A chaque campagne électorale nous sommes les spectateurs privilégiés, de délations multiples, parfois fondées, souvent calomnieuses. Elles ont toutes en commun, d’avoir été retenues pour être servies au moment opportun, pour déstabiliser le concurrent. Elles sont également le contraire de l’anonymat et de la confidentialité. La plupart des spectateurs, jettent un voile pudique sur la méthode, et ne se privent pas d’en utiliser le produit qui sert « leur » candidat. C’est un fait connu et avéré, et ceux qui jugent sur ce fil, utilisent la méthode sans complexe et sans se flageller, lorsque cela les arrange. Si l’association d’idée va au plus court, à Vichy, un zeste de réflexion en plus, nous rappelle Jésus et la femme adultère « Que celui qui n’a jamais pêché, jette la première pierre ! » Si ce précepte avait été appliqué sur ce fil, on y verrait une réelle différence ! A moins de démontrer que mon exemple est faux, il est flagrant de constater que la délation dénoncer par principe et utilisée comme moyen par ceux là même qui la voue aux gémonies. La majeure partie des professions de foi largement étalées dans les commentaires ne sont pour la plupart que des postures sans consistance réelle. Dans les faits, ce n’est pas la dénonciation, qui est rejetée sans appel, mais une catégorie de personnes qui sont définitivement trop vils et méprisables pour être capables de n’agir autrement qu’avec bassesse. Ce sujet, comme d’autres se heurte à l’hypocrisie, ou l’on peut tout dire, à l’intérieur d’une limite. Moi, personnellement je suis contre l’avortement par conviction, mais je laisse chacun se démerder avec sa conscience.Celui qui agit selon sa conscience, même s’il se trompe, mérite le respect. Celui qui professe des principes et les transgresse en connaissance de cause, est un étron. Celui qui ne s’aperçoit pas qu’il en fait de même est un abruti. C’est ce que je crois, et je n’ai rien à rajouter.
Le déclin d’une civilisation se mesure, selon moi, dans son inaptitude a assurer ses besoins. Lorsque tout le monde travaille pour le Roi de Prusse, le Roi de Prusse s’abâtardit, décline et meurt. Rome, en fut la démonstration.
Quelqu’ un qui trouve aberrant que l’on puisse juger sur la réputation d’un mot , sans en connaître le sens.« Le schtroumpf donneur de leçon » c’est bien toi , moi, je ne fais que te reprendre sur ton erreur et, ne t’en déplaise, la délation consiste pour l’essentiel à dénoncer un concurrent. Ce peut être en amour, en affaire, ou tout simplement crapuleux.C’est pourquoi, la délation a, à juste titre une mauvaise réputation.
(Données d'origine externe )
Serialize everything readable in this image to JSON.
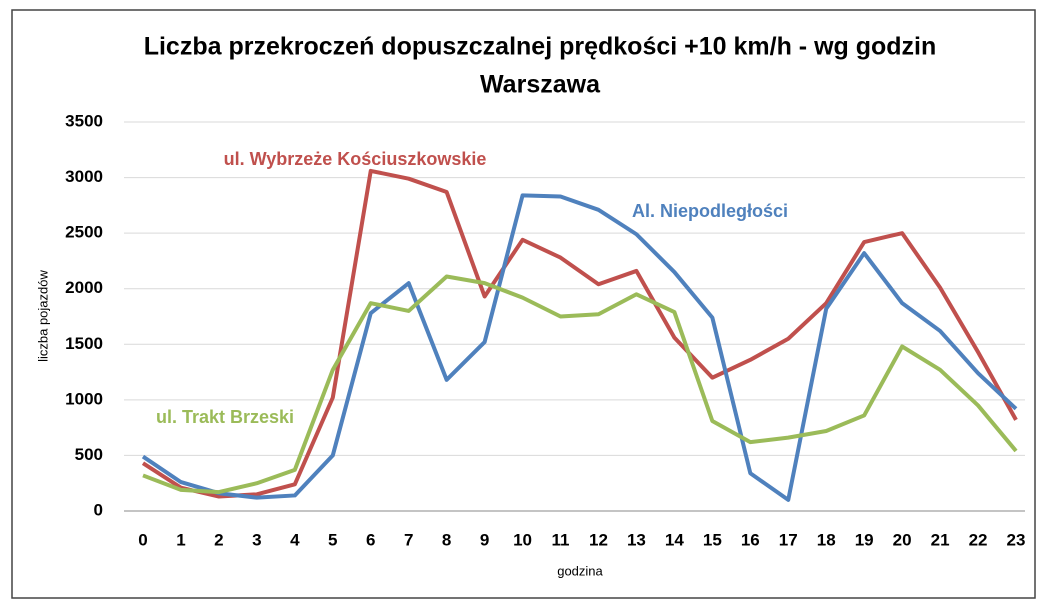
{
  "chart_data": {
    "type": "line",
    "title": "Liczba przekroczeń dopuszczalnej prędkości +10 km/h - wg godzin",
    "subtitle": "Warszawa",
    "x_label": "godzina",
    "y_label": "liczba pojazdów",
    "categories": [
      "0",
      "1",
      "2",
      "3",
      "4",
      "5",
      "6",
      "7",
      "8",
      "9",
      "10",
      "11",
      "12",
      "13",
      "14",
      "15",
      "16",
      "17",
      "18",
      "19",
      "20",
      "21",
      "22",
      "23"
    ],
    "series": [
      {
        "name": "ul. Wybrzeże Kościuszkowskie",
        "color": "#c0504d",
        "values": [
          430,
          210,
          130,
          150,
          240,
          1020,
          3060,
          2990,
          2870,
          1930,
          2440,
          2280,
          2040,
          2160,
          1560,
          1200,
          1360,
          1550,
          1870,
          2420,
          2500,
          2010,
          1430,
          820
        ]
      },
      {
        "name": "Al. Niepodległości",
        "color": "#4f81bd",
        "values": [
          490,
          260,
          160,
          120,
          140,
          500,
          1780,
          2050,
          1180,
          1520,
          2840,
          2830,
          2710,
          2490,
          2150,
          1740,
          340,
          100,
          1820,
          2320,
          1870,
          1620,
          1240,
          920
        ]
      },
      {
        "name": "ul. Trakt Brzeski",
        "color": "#9bbb59",
        "values": [
          320,
          190,
          170,
          250,
          370,
          1270,
          1870,
          1800,
          2110,
          2050,
          1920,
          1750,
          1770,
          1950,
          1790,
          810,
          620,
          660,
          720,
          860,
          1480,
          1270,
          950,
          540
        ]
      }
    ],
    "ylim": [
      0,
      3500
    ],
    "yticks": [
      0,
      500,
      1000,
      1500,
      2000,
      2500,
      3000,
      3500
    ],
    "grid": true
  }
}
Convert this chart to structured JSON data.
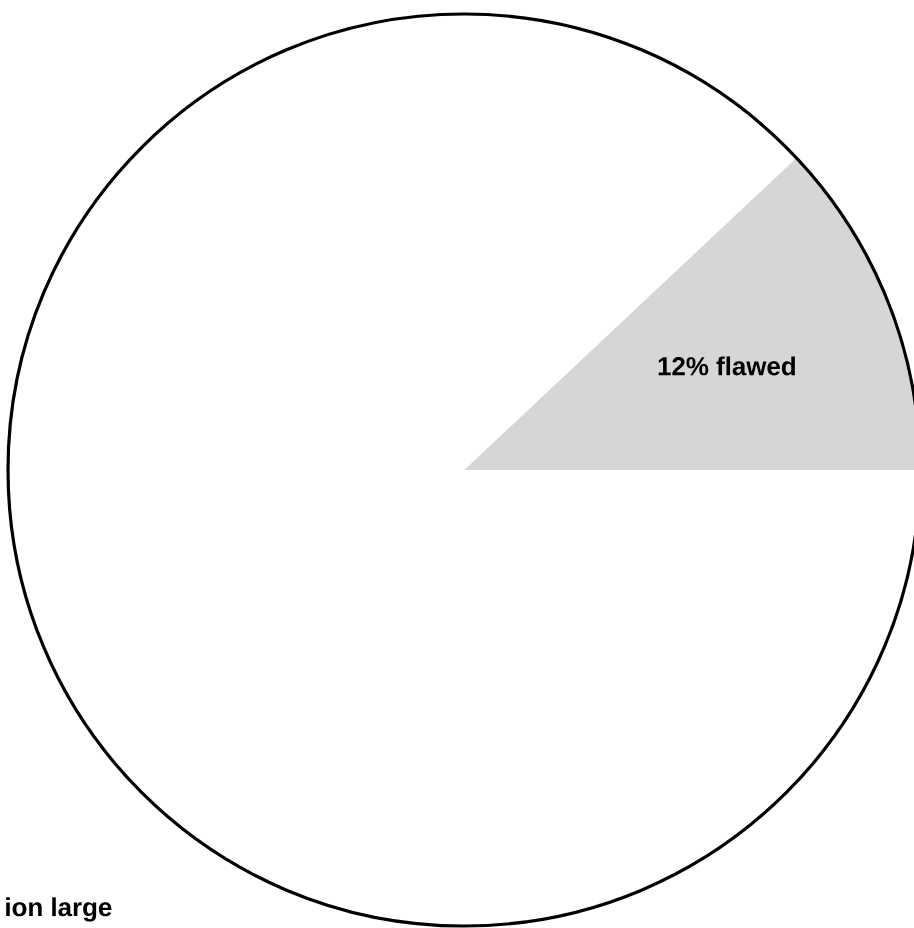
{
  "chart_data": {
    "type": "pie",
    "categories": [
      null,
      null
    ],
    "values": [
      12,
      88
    ],
    "colors": [
      "#d6d6d6",
      "#ffffff"
    ],
    "value_labels": [
      "12% flawed",
      null
    ],
    "annotations": [
      "ion large"
    ]
  }
}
Que tu mettes la délation et la dénonciation au même niveau est ton droit le plus stricte, mais tu ne peux argumenter en amalgamant l’une et l’autre, sans t’abaisser au niveau que tu dénonces, avec la conscience tranquille.
Il est par ailleurs, amusant de constater, que tu n’as nul besoin de te sentir victime, pour accuser et dénoncer des personnes que tu présumes capables de faits.
Pour finir, je te fais remarquer que je n’ai pas pour habitude d’être sifflé, et je n’apprécies pas trop ta façon de participer à un débat.Le cas échéant, s’il advient, je ne manquerais pas de me mettre à ton niveau.